I just went through this again with a Cree XRE Q5 bin led yesterday.

Snipping off the corners of the emitter's ceramic base detaches the contacts underneath to prevent short circuiting to any heatsink underneath.
Look closely as you will notice thin copper wires were formed into the ceramic base at the corners.
These little buggers connect the top and bottom contacts to each other through the non conductive ceramic base.
Those need to go bye-bye with wire cutters, or dikes, but only take off as much as neccessary to achieve this, or there won't be much left to solder onto on top.

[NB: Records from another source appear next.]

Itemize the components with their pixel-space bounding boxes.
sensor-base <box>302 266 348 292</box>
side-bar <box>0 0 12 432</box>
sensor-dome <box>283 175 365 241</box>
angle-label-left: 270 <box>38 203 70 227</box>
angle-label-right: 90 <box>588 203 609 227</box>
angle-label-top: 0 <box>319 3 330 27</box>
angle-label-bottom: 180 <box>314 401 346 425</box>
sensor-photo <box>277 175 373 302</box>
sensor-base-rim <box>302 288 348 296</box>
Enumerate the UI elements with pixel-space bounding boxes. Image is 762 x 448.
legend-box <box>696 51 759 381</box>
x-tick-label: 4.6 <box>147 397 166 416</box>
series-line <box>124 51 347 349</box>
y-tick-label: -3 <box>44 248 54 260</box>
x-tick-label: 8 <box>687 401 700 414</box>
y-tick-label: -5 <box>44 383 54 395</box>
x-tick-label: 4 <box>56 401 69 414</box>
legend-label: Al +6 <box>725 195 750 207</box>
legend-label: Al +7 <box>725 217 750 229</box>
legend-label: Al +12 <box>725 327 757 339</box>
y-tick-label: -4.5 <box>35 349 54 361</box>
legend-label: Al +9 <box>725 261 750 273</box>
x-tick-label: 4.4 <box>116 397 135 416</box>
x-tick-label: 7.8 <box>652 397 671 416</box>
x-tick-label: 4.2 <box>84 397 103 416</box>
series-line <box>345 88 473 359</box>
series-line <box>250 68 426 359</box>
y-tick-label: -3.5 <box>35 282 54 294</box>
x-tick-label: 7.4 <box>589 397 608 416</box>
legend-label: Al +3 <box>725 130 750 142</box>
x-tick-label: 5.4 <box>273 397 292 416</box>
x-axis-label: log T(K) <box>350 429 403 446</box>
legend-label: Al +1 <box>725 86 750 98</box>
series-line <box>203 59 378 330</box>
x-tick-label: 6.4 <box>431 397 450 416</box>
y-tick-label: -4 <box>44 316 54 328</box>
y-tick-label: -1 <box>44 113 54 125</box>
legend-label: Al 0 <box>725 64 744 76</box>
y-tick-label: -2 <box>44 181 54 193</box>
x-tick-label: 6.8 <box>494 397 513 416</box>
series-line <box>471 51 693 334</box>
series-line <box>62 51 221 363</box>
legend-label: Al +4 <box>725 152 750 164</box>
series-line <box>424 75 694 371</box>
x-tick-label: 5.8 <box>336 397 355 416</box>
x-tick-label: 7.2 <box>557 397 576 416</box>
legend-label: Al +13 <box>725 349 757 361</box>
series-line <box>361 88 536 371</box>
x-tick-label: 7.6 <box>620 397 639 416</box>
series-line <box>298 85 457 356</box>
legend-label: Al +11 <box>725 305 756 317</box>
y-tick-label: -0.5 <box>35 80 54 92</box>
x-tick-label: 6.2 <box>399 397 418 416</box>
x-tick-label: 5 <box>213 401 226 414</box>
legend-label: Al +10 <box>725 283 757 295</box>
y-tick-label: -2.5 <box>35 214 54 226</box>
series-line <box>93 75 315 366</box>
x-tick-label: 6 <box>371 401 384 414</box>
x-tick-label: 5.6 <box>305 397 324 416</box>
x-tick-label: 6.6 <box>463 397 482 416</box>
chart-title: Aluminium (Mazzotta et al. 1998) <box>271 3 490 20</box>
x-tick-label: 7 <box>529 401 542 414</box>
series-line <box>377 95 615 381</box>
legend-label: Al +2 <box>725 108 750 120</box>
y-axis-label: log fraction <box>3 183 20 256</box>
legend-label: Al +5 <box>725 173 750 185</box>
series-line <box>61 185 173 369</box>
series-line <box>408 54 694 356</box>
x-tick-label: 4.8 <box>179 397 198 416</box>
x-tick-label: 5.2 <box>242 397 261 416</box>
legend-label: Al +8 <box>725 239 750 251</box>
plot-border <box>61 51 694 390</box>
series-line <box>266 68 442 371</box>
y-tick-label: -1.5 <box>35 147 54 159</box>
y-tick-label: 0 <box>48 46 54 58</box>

Most types of electronics solder flux do leave a residue.
This is normal.
Just use it somewhat sparingly and evenly onto whatever is getting soldered, but enough to get the job done smoothly and quickly.

Soldering iron?
Higher power (45+ watts) with a small tip seems to be the winning formula for this.
Makes fast, production line speed, "hit and run" soldering easier to achieve.
Some 25-30 watt "name brand" irons are about as good too if you already have one.

Good luck.


----------



## crampedson (Dec 25, 2007)

I used a portable soldering iron (equivalent to about 50 watts) and some white, non-conducting thermal compound and just soldered very quickly. Just don't heat the emitter for too long or else the silicone under the glass will 'crack', leaving you with an wrecked beam profile. The Crees are pretty tough otherwise.


----------